Lecture | Tinka Pittoors ‘The Dysideological Principle’ RMIT Design Hub

The Dysideological Principle

Tinka Pittoors

Tinka Pittoors in situ installation - Fort Art - 3D-Drawing, 2012. Wood, plastic, paint, lights dimensions variable. Courtesy the artist and Galerie Triangle Bleu, Stavelot. Photograph: Tinka Pittoors

About Tinka Pittoors

Born 1977 in Brasschaat, Belgium Lives and works in Antwerp, Belgium

Tinka Pittoors originally studied painting at the Royal Academy of Fine Arts, Ghent, before expanding her practice to explore the possibilities of sculpture integrated with drawing, photography, video and installation. Combining a multitude of materials and found objects, Pittoors is known for creating fantastical landscapes and surrealistic miniature worlds that examine ideas of power and utopia. Pittoors finds inspiration in words and is interested in the principle of neologism, where a known word is expanded on and given an additional, alternative meaning. She uses a similar process in the creation of her artworks, taking ordinary, everyday objects and adding new meanings to them. An example of neologism is the word ‘urbicide’, which has roots in the Latin word urbs, meaning ‘city’, and occido, meaning ‘to massacre’. It literally translates as ‘violence against the city’. Originally used in reference to urban restructuring and aggressive redevelopment of an area, the meaning of urbicide has evolved to describe the violence that destroys a city or community, as seen during the wars in Sarajevo, Kosovo and former Yugoslavia.
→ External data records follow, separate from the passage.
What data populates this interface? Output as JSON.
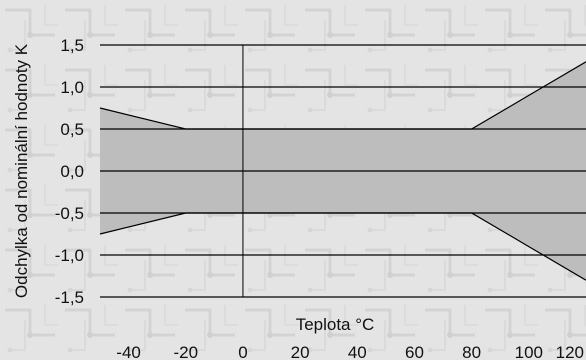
{
  "chart_data": {
    "type": "area",
    "title": "",
    "xlabel": "Teplota °C",
    "ylabel": "Odchylka od nominální hodnoty K",
    "xlim": [
      -50,
      120
    ],
    "ylim": [
      -1.5,
      1.5
    ],
    "x_ticks": [
      "-40",
      "-20",
      "0",
      "20",
      "40",
      "60",
      "80",
      "100",
      "120"
    ],
    "y_ticks": [
      "1,5",
      "1,0",
      "0,5",
      "0,0",
      "-0,5",
      "-1,0",
      "-1,5"
    ],
    "y_tick_values": [
      1.5,
      1.0,
      0.5,
      0.0,
      -0.5,
      -1.0,
      -1.5
    ],
    "x_tick_values": [
      -40,
      -20,
      0,
      20,
      40,
      60,
      80,
      100,
      120
    ],
    "grid": "horizontal",
    "series": [
      {
        "x": [
          -50,
          -20,
          0,
          20,
          40,
          60,
          80,
          100,
          120
        ],
        "upper": [
          0.75,
          0.5,
          0.5,
          0.5,
          0.5,
          0.5,
          0.5,
          0.9,
          1.3
        ],
        "lower": [
          -0.75,
          -0.5,
          -0.5,
          -0.5,
          -0.5,
          -0.5,
          -0.5,
          -0.9,
          -1.3
        ]
      }
    ],
    "colors": {
      "band": "#bdbdbd",
      "lines": "#000000",
      "background": "#e6e6e6"
    }
  }
}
Plastic Territory – Urbicide (2010) is the title of a work Pittoors created in response to her discovery of the term urbicide while participating in a residency at FLACC, Genk. Using a variety of materials and objects including bricks, windmills, marbles, mirrors and textiles, Pittoors created an ephemeral, scaled-down model world which she then filmed by mounting a camera on a toy train that wound its way through the constructed landscape. Watching the video, the viewer is taken on a journey through a seemingly abandoned micro-universe filled with toys, organic elements, industrial structures and concrete ruins, moving from the brightly-coloured nostalgia of childhood to a melancholic contemplation of the artificiality of cities and the increasingly synthetic state of the world we live in.

Tinka Pittoors is in Australia to exhibit at the Biennale of Sydney.